Brahmins were the first to be butchered mercilessly during the tidal waves of Islamic invasions. Muslim invaders took pride and delight in measuring the sacred threads of the slaughtered Brahmins by weight— specifically, in maunds (1 maund = about 15 Kg in the medieval era). Brahmins also continue to remain the prized target of missionary attacks — since the days of Robert De Nobili in the 16th century. Every missionary who followed him in India have come to the unanimous conclusion: that unless the backbone of the Brahmins was broken, unless the rest of the Hindu society shunned the Brahmin, converting the rest of the idol-worshipping, heathen Hindus would be impossible.

And Tamil Nadu was one of the first states where this vile project succeeded first on the intellectual and later, the societal plane.

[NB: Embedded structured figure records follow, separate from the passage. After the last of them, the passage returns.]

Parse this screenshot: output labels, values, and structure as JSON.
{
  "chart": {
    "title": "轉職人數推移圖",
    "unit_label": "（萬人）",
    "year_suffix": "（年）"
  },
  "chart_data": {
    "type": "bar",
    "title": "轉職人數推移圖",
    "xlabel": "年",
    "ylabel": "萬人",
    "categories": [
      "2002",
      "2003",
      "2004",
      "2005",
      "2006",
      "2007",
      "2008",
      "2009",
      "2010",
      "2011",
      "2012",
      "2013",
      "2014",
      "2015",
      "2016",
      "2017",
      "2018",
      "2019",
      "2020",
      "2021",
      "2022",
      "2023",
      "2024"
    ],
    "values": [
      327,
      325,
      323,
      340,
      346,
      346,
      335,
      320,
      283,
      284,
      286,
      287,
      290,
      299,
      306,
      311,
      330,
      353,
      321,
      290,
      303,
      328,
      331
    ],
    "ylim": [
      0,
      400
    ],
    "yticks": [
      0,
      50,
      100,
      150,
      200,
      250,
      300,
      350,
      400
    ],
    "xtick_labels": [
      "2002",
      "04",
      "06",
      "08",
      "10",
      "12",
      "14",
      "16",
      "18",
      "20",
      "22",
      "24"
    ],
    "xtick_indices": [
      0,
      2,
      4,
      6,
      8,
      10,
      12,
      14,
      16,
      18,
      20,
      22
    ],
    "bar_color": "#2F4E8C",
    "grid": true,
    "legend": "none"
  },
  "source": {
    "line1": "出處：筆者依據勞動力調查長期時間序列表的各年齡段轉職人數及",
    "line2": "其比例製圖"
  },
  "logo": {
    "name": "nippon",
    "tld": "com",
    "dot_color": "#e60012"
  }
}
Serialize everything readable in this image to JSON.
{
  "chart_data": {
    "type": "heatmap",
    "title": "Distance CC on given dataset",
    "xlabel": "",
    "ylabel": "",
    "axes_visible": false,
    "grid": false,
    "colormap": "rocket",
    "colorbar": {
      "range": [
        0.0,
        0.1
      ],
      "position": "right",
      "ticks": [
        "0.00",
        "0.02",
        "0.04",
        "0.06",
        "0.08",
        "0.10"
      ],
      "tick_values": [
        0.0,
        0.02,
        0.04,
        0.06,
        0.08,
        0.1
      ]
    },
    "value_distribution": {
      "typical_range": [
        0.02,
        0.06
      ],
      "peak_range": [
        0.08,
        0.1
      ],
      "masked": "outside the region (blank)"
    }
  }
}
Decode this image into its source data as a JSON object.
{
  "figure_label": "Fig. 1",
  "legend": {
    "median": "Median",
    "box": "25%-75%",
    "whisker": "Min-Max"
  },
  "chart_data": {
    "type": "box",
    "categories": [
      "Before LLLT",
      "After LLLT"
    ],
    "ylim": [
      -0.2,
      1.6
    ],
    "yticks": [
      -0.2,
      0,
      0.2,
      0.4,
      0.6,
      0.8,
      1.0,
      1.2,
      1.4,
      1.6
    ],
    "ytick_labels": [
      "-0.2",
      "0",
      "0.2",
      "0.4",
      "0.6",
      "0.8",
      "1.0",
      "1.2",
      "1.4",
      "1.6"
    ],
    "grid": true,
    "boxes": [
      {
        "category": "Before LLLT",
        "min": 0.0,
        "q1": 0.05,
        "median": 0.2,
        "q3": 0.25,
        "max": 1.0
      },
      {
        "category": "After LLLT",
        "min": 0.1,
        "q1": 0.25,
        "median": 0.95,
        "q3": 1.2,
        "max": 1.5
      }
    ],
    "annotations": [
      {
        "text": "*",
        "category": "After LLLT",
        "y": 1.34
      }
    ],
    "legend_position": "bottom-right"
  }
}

And EVR was the greatest catch of this missionary enterprise. In his own mind, in his formulations, in his activism and its execution, EVR was fighting against Brahmins. To the missionary machinery, he was just another heathen fighting against fellow heathens. And they were only happy to help. The long-term consequence: since the last three and half decades, the DMK has been severely beholden to its Christian vote bank.

Christians, who were formerly Hindus. The sad reality of Brahmins in Tamil Nadu is that there is nothing really left for the DMK or anyone else to persecute them. They neither have political power in the state nor do they count for much in public life. To conclude it I would say that political groups, parties everyone speaks up for the rights of minority does anyone have courage to speak up for the rights of majority too?